U.S. military officials said this week that they do not expect any shortages of critical missiles and bombs as they prepare to conduct possibly several more weeks of a costly and extensive air war over Iraq.
While the Pentagon will not release figures on how many missiles and bombs remain available, interviews with experts and published records tend to support the claim that enough weaponry has been stockpiled to provide for an extended air war.
For example, although U.S. forces have launched close to half the approximate 500 Tomahawk cruise missiles sent to the Persian Gulf before the war began last week, a Navy official said use of the missile would likely decrease as the number of Iraqi targets decreases.
Asked yesterday at a Pentagon news briefing whether indications that the missile is already being used less reflects a shortage of the weapon, Marine Maj. Gen. Martin Brandtner said: "It does not reflect a shortage of missiles. Absolutely not."
Regarding the acclaimed Patriot system, used to shoot down Iraqi Scud missiles fired toward Saudi Arabia and Israel, the Army had about 3,250 missiles before the war, according to military data submitted to Congress.
No more than several dozen reportedly have been used. Said one Army spokesman, "We are not going to run out of the Patriot."
There are also sufficient stocks of laser-guided precision bombs for pinpoint aerial bombing raids, officials said.
The continued air war and the infusion of tens of thousands of additional troops will, however, strain the already extended logistical supply lines, and government officials are trying to cope.
The Commerce Department, for example, has issued 40 to 50 orders to defense contractors to put supplies for Operation Desert Storm ahead of other commercial business, officials said. Twenty such orders were issued in the past three weeks alone.
The U.S. Central Command has asked for voluntary restrictions on people sending packages to soldiers to ease deployment and save space on transport planes.
Military authorities also continue to search for additional suppliers of chemical protective suits. Although 1.34 million have been procured, 3.5 million are needed, according to the Defense Logistics Agency.
Once unpacked, the suits are good for only 22 days before their effectiveness is degraded by fumes and other contaminants. After exposure to chemical warfare, each suit must be replaced within 24 hours.
Logistics, though not as glamorous as precision bombing runs, has never been far from the minds of Desert Storm commanders. Last November, for example, Gen. Alfred M. Gray Jr., the Marine commandant, sharply criticized the logistics system in the gulf after returning from an inspection trip to Saudi Arabia. A second Marine official questioned the adequacy of supply of Class 5 ammunition, which includes precision bombs. And Army Chief of Staff Gen. Carl E. Vuono is known to have echoed similar concerns.

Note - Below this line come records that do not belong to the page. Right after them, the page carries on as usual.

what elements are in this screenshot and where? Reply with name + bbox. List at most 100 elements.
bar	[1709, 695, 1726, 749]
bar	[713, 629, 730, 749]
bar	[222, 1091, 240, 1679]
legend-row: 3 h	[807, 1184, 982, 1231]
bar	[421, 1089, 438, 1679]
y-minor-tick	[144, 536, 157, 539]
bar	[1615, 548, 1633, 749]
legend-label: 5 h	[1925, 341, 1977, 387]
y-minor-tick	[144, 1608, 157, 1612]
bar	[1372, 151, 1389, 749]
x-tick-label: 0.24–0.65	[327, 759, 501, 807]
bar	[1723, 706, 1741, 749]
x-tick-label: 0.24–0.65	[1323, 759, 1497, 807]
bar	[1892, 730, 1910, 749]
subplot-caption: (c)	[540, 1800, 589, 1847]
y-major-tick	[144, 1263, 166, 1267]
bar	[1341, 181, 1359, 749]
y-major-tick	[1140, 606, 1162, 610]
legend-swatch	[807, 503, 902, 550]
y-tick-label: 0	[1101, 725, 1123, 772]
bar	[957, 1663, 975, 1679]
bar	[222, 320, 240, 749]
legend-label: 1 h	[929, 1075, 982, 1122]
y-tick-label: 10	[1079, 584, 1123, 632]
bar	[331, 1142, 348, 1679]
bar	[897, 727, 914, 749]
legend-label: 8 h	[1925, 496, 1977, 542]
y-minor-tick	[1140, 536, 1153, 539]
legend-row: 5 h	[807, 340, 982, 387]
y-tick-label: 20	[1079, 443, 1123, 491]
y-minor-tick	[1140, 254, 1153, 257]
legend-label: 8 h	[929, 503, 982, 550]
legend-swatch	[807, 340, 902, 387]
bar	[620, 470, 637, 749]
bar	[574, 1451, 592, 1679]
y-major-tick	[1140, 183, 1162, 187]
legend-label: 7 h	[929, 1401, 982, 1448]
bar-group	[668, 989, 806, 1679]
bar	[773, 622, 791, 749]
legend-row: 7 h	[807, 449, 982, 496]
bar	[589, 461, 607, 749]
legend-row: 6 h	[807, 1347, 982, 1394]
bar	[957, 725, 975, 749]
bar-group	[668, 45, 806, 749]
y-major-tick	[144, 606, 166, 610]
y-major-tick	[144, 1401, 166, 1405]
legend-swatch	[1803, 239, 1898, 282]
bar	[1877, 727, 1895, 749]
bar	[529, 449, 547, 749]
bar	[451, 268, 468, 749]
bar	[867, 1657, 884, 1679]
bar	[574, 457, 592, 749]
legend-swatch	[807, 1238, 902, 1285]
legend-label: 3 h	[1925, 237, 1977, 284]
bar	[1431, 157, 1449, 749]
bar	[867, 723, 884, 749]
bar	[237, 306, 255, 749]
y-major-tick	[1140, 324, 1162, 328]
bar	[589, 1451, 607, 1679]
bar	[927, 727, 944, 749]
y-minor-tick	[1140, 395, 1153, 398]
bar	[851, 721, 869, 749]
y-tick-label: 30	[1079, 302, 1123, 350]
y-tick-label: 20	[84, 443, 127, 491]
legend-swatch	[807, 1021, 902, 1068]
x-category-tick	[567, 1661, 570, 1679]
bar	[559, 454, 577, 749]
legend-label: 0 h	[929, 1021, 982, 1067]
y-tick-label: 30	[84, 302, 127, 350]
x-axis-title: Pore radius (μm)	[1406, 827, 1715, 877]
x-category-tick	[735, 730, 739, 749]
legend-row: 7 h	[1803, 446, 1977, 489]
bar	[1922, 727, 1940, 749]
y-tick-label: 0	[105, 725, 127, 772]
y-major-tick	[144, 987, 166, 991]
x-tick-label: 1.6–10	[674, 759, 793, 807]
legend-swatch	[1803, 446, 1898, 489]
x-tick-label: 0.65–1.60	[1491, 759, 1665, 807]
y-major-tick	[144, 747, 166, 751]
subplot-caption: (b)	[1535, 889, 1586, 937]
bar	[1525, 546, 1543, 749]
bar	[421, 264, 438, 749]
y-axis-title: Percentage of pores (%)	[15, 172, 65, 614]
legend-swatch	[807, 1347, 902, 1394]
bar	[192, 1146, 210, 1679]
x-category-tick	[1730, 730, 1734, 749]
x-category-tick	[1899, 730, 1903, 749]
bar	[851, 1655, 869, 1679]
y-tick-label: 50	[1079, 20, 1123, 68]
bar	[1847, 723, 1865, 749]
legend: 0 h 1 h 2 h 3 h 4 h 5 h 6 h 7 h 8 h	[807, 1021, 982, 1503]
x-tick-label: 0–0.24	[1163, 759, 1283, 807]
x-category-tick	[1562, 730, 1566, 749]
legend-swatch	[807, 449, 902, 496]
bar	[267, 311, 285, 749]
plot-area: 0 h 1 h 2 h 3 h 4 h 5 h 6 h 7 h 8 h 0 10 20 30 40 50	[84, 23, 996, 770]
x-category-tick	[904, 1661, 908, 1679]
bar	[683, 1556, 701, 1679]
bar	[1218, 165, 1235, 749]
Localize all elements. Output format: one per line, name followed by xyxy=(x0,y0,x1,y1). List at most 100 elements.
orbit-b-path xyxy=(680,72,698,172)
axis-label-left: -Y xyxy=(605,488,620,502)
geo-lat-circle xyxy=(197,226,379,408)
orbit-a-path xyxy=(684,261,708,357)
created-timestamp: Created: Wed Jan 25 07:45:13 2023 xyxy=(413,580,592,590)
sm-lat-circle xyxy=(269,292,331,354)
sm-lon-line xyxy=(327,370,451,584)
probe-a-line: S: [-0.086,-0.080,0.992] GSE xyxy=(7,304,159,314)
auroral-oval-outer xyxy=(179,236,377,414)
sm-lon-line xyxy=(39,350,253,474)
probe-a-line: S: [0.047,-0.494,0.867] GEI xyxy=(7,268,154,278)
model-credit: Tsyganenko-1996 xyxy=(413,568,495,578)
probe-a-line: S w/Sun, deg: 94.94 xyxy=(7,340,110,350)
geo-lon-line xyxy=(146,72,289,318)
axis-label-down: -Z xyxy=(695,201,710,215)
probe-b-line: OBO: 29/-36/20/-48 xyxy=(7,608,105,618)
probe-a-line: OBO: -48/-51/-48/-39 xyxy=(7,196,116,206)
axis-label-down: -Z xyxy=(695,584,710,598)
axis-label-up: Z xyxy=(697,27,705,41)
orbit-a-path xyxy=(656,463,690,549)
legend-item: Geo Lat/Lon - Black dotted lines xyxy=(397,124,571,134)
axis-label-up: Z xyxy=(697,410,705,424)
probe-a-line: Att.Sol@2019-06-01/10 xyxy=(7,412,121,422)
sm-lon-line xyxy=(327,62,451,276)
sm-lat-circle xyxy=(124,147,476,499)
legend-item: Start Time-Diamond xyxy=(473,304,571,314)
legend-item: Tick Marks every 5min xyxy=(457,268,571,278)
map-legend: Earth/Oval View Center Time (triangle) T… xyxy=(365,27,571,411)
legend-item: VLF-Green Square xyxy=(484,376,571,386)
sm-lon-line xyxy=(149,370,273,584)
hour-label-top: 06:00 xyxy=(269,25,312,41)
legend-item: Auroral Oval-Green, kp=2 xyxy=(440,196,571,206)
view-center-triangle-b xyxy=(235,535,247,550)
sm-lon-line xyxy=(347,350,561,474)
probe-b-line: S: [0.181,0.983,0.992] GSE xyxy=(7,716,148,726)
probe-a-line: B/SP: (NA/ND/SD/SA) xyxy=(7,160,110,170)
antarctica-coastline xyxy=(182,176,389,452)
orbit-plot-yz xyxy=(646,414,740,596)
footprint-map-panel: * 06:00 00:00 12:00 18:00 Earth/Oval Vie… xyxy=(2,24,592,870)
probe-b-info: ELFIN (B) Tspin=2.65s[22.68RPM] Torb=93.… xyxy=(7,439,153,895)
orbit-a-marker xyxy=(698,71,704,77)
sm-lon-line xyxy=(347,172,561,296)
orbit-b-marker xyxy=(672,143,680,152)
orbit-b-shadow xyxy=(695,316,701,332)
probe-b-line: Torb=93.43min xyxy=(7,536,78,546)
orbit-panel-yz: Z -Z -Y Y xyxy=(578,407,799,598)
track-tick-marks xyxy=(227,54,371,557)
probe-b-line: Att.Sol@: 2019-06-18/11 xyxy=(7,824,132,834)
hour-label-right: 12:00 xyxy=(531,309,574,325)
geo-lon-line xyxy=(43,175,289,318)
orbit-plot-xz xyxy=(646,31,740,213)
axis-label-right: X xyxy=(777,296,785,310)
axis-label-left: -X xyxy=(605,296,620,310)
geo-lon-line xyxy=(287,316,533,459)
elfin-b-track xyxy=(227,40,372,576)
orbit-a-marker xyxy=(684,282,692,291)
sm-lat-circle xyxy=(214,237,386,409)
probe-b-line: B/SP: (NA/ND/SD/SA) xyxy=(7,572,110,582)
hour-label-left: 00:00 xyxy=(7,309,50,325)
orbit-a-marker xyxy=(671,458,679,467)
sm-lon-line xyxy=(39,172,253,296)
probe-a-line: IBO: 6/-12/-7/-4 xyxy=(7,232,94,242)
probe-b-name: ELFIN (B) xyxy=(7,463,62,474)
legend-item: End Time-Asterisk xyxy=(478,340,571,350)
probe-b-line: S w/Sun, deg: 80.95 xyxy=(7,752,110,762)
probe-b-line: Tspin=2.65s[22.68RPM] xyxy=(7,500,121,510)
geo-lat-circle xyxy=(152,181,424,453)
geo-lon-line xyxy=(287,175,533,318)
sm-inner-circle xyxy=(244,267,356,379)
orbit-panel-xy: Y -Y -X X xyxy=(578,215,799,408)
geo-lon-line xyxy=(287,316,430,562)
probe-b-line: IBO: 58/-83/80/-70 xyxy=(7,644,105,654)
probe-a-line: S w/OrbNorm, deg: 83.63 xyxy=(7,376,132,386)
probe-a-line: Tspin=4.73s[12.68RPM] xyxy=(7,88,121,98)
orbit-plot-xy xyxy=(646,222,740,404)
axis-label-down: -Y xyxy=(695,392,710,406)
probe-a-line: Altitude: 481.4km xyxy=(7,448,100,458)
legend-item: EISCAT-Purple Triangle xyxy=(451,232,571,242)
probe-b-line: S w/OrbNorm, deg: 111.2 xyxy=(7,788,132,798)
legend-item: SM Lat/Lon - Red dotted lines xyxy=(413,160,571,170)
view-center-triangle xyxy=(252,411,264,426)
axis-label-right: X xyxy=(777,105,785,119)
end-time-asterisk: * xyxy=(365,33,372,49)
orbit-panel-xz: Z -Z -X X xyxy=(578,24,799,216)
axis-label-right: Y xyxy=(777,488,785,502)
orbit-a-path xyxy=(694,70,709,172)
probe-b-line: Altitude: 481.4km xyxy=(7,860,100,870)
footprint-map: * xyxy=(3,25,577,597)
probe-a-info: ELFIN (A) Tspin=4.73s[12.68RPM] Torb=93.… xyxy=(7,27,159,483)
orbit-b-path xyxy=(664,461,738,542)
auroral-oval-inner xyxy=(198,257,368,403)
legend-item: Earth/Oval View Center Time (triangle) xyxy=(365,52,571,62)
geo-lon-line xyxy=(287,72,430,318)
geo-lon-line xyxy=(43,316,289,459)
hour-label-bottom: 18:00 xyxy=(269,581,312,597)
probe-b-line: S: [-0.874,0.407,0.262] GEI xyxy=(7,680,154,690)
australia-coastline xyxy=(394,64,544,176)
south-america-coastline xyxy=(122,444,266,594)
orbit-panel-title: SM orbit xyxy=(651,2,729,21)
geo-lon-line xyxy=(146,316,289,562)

Since then, with a constant flow of materiel by air and sea, the situation "has improved markedly," said Lt. Col. Fred Peck, a Marine Corps spokesman. "We're in good shape across the board . . . and have a good backlog . . . in all the categories."
"Obviously, since we initiated this, we are prepared for it," said Russell Murray, an assistant secretary of defense in the Carter administration and a former special counselor to the House Armed Services Committee. "It would be very surprising if there is a logistical problem now."
The supply situation has been aided by the high defense inventories. For example, since 1980 the Army has procured about 6,450 Patriot missiles and some 100 launchers, records show. Some 2,000 missiles have been expended in training and testing over the years, but a sizable quantity remains. Moreover, the missile's manufacturer, Raytheon Co., has accelerated production since August.
A Navy official said there are an additional 600 non-nuclear Tomahawk missiles in U.S. stocks that could be readily deployed to the gulf.
Experts said it is more difficult to gauge the situation for precision bombs, but doubted that troublesome shortages would arise. "You're not dealing with anything that's a war-stopper," said Eliot A. Cohen, professor of strategic studies at Johns Hopkins School of Advanced International Studies.
While military officials have emphasized the success so far of the precision bombing attacks against Iraqi targets, there are also vast quantities available of the so-called "dumb bombs", which can be highly effective. "If you've got a very smart plane delivering a dumb bomb, it's very accurate," Cohen said.
Some of such munitions, one Pentagon official said, are 2,000-pound bombs dropped from 20,000 feet. "Costs less than $1 a pound -- it's cheaper than hamburger," the official said.
Fuel is a concern, particularly if gas-guzzling U.S. tanks must travel great distances through the desert in a potential ground war. Military expert David Isby, who has studied the question, estimates that one U.S. armored division would require 600,000 gallons of fuel a day advancing on Basra, Iraq, twice the consumption rate of Gen. George S. Patton's Third Army as it dashed across France in 1944.
Staff researcher Lucy Shackelford contributed to this report.